Um estudo publicado em 2006 concluiu que o conceito de cinco linguagens do amor não é simples de ser confirmado se as linguagens forem desligadas umas das outras. O estudo sugeriu, em vez disso, que é mais provável que os indivíduos empreguem todas as cinco linguagens em níveis diversos, e não apenas uma ou outra delas.

Em outro estudo publicado este ano, pesquisadores da Universidade de Varsóvia, na Polônia, recrutaram cem casais com idades entre 17 e 58 anos que estavam juntos havia no mínimo seis meses e pediram que fizessem um ranking de suas preferências entre as cinco linguagens (e não apenas identificassem uma das linguagens como sua favorita) e sua satisfação com o relacionamento.

Os pesquisadores descobriram que os casais que pareciam falar as linguagens do amor um do outro –ou seja, pessoas que preferiam expressar amor de maneira que seus parceiros preferiam receber—relataram sentir satisfação maior no relacionamento.

Também constataram que não apenas as pessoas querem que seus parceiros se comuniquem com elas em suas próprias linguagens do amor, mas também que, quando você fala a linguagem do amor de seu parceiro, isso "faz você sentir mais felicidade no relacionamento", segundo Maciej Stolarski, uma das autoras do artigo.

Em agosto passado os Chapman comemoraram 60 anos de casados. Foram jantar no mesmo restaurante em Winston-Salem onde vão todos os anos –uma churrascaria sofisticada, onde geralmente pedem seus pratos favoritos.

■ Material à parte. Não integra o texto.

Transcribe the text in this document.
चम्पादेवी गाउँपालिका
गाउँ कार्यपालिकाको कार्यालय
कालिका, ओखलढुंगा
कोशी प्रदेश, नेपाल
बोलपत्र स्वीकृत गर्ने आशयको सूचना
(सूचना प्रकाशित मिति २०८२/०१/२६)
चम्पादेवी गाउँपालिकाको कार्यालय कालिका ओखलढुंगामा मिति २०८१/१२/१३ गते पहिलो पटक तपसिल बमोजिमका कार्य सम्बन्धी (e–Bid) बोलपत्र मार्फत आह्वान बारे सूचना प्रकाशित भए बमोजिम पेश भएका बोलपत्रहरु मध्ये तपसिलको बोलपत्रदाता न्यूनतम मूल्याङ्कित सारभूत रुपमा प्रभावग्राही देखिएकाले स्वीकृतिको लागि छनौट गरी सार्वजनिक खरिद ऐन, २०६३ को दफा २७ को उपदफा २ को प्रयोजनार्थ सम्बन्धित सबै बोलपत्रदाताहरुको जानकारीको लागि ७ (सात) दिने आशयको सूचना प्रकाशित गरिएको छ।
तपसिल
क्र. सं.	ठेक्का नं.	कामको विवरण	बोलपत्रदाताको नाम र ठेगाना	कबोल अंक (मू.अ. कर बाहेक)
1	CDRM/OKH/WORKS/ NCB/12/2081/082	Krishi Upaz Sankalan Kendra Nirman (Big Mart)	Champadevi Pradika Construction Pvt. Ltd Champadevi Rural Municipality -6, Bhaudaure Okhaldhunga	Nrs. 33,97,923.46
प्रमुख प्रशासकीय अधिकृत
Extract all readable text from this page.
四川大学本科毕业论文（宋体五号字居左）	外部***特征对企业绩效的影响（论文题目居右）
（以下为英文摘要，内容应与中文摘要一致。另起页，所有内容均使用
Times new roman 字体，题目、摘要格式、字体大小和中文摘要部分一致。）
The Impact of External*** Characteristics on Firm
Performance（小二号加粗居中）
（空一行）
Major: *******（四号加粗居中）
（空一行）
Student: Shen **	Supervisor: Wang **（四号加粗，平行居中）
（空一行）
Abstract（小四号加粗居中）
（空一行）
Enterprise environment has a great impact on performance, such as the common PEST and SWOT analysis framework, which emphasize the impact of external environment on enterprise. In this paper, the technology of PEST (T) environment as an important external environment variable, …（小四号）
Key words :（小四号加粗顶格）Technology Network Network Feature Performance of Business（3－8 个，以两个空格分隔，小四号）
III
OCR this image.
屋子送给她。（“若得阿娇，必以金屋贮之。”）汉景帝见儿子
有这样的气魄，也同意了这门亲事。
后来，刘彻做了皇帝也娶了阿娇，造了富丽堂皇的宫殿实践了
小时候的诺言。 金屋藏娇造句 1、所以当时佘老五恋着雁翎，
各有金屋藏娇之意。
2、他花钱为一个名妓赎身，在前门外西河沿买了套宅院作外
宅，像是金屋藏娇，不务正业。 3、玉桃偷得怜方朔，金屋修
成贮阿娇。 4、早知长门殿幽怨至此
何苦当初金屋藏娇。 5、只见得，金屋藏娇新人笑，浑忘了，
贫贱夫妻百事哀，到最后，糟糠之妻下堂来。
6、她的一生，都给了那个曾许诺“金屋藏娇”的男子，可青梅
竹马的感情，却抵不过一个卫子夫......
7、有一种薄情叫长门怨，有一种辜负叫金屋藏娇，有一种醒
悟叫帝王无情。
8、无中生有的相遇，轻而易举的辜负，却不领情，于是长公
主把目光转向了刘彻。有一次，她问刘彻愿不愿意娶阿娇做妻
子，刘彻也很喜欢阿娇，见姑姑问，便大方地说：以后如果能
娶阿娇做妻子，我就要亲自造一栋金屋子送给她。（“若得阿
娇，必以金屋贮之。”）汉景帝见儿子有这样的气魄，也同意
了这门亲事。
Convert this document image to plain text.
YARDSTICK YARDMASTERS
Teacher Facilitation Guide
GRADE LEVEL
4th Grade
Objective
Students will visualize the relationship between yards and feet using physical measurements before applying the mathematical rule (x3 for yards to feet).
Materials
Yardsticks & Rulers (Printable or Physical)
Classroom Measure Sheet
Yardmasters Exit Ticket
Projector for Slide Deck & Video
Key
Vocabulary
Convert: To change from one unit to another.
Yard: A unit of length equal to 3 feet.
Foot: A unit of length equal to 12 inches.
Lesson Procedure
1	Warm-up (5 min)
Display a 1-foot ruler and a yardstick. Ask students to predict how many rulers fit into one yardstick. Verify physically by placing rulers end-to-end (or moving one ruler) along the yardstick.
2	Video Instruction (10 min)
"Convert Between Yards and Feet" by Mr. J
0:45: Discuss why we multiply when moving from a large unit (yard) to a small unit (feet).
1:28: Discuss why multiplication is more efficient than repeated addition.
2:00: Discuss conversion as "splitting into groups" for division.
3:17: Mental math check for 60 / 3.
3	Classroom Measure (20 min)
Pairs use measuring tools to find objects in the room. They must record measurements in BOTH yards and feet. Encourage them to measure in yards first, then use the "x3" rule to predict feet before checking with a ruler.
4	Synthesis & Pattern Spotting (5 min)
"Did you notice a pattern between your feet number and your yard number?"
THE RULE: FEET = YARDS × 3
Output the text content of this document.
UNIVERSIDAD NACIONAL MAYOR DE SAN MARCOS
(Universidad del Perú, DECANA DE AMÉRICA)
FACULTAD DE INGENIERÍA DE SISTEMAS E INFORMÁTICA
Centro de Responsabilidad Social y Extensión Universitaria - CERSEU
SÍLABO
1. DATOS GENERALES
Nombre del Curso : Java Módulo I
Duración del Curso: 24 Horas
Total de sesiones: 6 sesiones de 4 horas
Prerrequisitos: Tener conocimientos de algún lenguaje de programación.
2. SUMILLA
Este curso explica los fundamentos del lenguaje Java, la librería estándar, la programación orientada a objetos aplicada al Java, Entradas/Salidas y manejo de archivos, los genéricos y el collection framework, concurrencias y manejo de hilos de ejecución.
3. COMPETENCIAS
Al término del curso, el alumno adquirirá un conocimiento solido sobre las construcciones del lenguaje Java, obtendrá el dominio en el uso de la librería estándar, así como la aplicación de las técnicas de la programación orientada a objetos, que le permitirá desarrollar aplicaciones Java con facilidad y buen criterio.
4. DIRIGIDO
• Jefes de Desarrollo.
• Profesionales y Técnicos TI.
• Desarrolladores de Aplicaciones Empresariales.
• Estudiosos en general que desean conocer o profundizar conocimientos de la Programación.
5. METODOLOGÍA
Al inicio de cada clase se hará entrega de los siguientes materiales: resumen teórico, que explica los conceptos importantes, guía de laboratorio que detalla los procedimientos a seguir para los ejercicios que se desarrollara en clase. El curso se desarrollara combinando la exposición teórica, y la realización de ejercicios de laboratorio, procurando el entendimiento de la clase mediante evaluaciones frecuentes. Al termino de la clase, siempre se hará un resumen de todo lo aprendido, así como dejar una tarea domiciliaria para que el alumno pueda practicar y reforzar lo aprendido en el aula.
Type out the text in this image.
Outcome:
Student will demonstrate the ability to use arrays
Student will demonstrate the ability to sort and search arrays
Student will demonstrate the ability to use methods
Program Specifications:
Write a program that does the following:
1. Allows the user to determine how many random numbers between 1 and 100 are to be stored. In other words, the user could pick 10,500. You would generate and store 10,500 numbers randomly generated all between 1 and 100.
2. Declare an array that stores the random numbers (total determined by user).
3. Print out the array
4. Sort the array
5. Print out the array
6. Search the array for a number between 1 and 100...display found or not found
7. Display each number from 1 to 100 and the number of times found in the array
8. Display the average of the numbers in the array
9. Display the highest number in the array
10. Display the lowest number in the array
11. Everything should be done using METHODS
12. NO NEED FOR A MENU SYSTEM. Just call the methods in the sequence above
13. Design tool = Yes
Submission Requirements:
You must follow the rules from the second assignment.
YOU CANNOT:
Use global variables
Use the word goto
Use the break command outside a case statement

Eles levaram apenas dois anos, contou Chapman, para descobrir como superar seus problemas conjugais iniciais. Hoje, embora Karolyn ainda costume deixar as gavetas abertas, ela é a editora extraoficial de Chapman – revisa e corrige seus manuscritos antes de ele os enviar para publicação. E ela o ajuda a manter os pés no chão.

"Digo às pessoas: ‘Não lhe falem que ele é famoso’", explicou.

E Chapman aprendeu a fazer mais tarefas da casa, incluindo arrumar a cozinha após o jantar, contou sua esposa. "Ele é ótimo nisso. Hoje em dia eu simplesmente deixo por conta dele."